Core Data uses NSFetchRequest with string-based key paths and NSPredicate:

let request = NSFetchRequest<Recipe>(entityName: "Recipe")
request.predicate = NSPredicate(format: "servings > %d", 4)
request.sortDescriptors = [NSSortDescriptor(key: "name", ascending: true)]
let results = try context.fetch(request)

In SwiftUI, Core Data needs an @FetchRequest wrapper, while SwiftData’s @Query supports typed #Predicate syntax at the call site. Both work, but SwiftData’s #Predicate catches type errors at compile time.

Concurrency

SwiftData introduces @ModelActor for safe background work:

@ModelActor
actor RecipeHandler {
  func importRecipes() async throws {
    // self.modelContext is already on the correct executor
  }
}

Core Data requires manual performBackgroundTask or child contexts:

persistentContainer.performBackgroundTask { context in
  // context is confined to this queue
}

SwiftData’s actor-based model is simpler and harder to misuse. Core Data’s approach is battle-tested but verbose.

Schema Migration

SwiftData handles simple migrations, such as adding properties, automatically. For renamed properties, preserve the previous name with @Attribute(originalName:). For complex transforms, use a SchemaMigrationPlan with MigrationStage definitions:

enum RecipeMigrationPlan: SchemaMigrationPlan {
  static var schemas: [any VersionedSchema.Type] {
    [SchemaV1.self, SchemaV2.self]
  }

  static var stages: [MigrationStage] {
    [migrateV1toV2]
  }

  static let migrateV1toV2 = MigrationStage.custom(
    fromVersion: SchemaV1.self,
    toVersion: SchemaV2.self,
    willMigrate: { context in
      // clean up data before the schema changes
    },
    didMigrate: nil
  )
}

Core Data supports lightweight and heavyweight migrations via mapping models and NSEntityMigrationPolicy. It handles any migration you can imagine, but the setup is significantly more involved.

CloudKit

Both frameworks support CloudKit sync. SwiftData automatically discovers the primary CloudKit container from the app’s entitlements by default. You can also specify a private container explicitly:

let config = ModelConfiguration(
  cloudKitDatabase: .private("iCloud.com.example.Recipes")
)

SwiftData sync also requires the iCloud and Background Modes capabilities and a CloudKit-compatible schema. Core Data requires a NSPersistentCloudKitContainer plus additional configuration for shared and public databases. For automatic sync, SwiftData is dramatically simpler. For advanced scenarios, Core Data still offers more control.

Recent SwiftData Updates

iOS 18 and Xcode 16 brought several improvements to SwiftData:

Feature Description
#Index macro Declare database indexes on model properties for faster queries
#Unique macro Enforce uniqueness constraints across model instances
DataStore protocol Replace the default store with a custom persistence backend
#Expression macro Compose richer expressions for use in predicates

These additions close the gap with Core Data for many common scenarios.
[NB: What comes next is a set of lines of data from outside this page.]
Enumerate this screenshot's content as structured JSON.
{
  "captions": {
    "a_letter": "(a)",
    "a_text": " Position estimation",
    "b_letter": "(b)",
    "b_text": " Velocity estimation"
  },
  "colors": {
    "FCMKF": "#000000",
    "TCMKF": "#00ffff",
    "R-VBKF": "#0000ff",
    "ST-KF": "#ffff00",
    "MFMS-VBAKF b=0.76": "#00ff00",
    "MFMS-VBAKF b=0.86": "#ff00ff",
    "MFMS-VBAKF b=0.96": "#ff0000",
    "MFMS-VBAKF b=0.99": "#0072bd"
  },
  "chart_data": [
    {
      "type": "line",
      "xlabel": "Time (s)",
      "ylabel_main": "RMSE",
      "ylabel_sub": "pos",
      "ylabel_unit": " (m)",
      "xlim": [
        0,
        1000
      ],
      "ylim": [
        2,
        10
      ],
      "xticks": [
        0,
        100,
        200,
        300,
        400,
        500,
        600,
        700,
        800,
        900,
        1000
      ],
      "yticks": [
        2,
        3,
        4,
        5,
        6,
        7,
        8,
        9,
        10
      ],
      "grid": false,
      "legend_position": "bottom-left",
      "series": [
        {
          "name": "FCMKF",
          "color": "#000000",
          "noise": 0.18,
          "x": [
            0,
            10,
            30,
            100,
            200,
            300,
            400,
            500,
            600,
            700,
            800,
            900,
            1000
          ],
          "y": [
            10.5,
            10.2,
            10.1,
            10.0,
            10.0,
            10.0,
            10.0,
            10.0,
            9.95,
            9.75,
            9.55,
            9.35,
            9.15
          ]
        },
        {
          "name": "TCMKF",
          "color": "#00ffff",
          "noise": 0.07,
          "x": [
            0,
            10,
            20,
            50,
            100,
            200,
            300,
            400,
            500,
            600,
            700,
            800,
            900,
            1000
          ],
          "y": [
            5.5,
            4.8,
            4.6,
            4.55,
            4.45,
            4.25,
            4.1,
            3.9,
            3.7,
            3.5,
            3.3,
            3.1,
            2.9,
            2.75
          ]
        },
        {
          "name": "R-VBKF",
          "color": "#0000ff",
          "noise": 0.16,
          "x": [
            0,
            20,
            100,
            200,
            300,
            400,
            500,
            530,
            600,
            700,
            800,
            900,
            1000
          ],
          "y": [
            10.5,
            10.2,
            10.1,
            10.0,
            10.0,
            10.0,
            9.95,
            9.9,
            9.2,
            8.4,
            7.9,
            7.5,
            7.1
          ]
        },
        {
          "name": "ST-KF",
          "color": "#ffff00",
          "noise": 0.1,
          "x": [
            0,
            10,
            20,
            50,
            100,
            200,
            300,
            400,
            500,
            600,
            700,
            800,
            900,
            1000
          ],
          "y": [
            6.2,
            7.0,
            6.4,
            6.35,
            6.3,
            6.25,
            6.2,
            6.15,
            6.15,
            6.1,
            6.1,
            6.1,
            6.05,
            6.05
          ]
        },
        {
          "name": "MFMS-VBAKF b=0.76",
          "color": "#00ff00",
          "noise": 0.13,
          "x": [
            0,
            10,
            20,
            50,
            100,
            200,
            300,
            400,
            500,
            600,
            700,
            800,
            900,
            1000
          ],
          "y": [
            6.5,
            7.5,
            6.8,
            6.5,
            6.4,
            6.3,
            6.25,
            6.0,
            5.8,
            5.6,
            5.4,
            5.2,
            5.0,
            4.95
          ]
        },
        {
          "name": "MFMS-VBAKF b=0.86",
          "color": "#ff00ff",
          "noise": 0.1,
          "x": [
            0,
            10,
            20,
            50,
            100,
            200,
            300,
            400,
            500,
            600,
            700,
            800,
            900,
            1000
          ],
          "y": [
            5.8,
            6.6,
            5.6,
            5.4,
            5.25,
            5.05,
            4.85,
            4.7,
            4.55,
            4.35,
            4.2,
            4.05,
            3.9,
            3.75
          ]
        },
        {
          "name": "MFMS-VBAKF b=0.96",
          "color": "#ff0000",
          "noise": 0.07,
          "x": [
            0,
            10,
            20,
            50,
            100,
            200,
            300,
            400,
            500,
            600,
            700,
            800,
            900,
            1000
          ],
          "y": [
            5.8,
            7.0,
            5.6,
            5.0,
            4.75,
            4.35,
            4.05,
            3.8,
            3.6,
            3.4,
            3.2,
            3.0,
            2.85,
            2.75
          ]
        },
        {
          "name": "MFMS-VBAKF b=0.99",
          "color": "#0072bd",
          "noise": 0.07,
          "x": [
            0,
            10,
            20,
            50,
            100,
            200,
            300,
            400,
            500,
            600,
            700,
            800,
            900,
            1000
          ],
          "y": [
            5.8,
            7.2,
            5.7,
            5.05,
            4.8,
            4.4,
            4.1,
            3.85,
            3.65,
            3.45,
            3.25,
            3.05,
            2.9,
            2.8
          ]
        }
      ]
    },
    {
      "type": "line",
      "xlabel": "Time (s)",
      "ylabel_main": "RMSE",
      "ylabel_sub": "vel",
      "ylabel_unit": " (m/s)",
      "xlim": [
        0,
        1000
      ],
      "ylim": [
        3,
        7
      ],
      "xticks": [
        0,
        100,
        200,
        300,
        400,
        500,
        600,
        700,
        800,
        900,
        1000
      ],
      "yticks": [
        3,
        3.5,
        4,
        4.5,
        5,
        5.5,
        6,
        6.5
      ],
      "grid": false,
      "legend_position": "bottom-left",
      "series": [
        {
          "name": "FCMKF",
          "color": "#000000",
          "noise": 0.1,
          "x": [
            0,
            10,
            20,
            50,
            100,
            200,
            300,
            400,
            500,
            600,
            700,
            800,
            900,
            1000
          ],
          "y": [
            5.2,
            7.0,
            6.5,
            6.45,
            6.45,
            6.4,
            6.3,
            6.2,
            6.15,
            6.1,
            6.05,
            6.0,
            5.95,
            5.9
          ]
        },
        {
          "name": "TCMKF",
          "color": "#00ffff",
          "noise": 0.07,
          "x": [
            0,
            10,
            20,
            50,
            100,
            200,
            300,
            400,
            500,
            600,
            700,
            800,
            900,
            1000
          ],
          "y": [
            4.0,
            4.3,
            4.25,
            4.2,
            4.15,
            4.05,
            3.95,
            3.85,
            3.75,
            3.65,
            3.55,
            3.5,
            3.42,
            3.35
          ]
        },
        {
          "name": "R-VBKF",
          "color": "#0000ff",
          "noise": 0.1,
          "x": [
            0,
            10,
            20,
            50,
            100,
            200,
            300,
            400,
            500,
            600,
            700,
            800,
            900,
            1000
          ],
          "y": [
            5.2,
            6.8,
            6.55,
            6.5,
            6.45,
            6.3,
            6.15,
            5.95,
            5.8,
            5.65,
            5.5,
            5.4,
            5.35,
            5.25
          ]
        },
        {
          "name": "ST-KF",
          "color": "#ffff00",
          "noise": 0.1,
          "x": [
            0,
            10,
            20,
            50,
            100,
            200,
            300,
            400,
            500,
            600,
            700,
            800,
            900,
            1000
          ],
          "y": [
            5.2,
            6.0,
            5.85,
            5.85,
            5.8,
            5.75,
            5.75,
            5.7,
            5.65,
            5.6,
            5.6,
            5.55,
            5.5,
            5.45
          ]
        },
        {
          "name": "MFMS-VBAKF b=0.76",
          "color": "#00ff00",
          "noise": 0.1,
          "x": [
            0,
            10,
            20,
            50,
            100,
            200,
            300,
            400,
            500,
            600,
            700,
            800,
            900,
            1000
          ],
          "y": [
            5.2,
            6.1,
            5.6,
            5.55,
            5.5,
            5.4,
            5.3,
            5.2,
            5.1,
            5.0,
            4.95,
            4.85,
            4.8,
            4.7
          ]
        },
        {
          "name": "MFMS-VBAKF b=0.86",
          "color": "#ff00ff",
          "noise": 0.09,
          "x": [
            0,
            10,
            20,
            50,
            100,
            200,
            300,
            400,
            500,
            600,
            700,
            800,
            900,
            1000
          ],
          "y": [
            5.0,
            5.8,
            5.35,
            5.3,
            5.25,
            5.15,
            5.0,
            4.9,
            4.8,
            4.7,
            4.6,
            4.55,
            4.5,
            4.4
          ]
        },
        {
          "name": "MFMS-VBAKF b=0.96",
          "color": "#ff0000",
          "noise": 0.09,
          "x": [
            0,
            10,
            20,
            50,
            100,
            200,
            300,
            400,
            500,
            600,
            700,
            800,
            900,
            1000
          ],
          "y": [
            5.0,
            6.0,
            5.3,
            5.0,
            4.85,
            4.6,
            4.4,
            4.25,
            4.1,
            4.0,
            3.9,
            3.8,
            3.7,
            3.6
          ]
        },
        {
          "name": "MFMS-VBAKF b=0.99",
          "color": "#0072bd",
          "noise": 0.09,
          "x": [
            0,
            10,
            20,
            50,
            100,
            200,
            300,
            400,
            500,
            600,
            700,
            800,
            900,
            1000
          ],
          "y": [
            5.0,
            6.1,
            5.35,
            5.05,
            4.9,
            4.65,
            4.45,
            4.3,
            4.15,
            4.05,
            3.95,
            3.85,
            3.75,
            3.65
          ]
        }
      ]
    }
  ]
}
iOS 26 adds model inheritance and improves history queries with fetch limits and sorting. These changes make SwiftData more capable for new apps, but Core Data still has the longer production track record and broader compatibility.

Which One to Choose

Situation Recommendation
New project, iOS 18+ SwiftData. You get modern Swift syntax, less boilerplate, and the 2.0 additions cover most needs.
New project, iOS 17 SwiftData still works, but be aware of its earlier limitations (no indexes, no custom stores).
Existing Core Data project Keep Core Data unless SwiftData offers a clear benefit. Apple documents incremental adoption and coexistence, so migration does not need to be all-or-nothing.
Complex migrations Core Data. Its heavyweight migration system is unmatched.
Shared/public CloudKit Core Data if you need more than automatic sync; SwiftData otherwise.
Pre- iOS 17 support Core Data is your only option.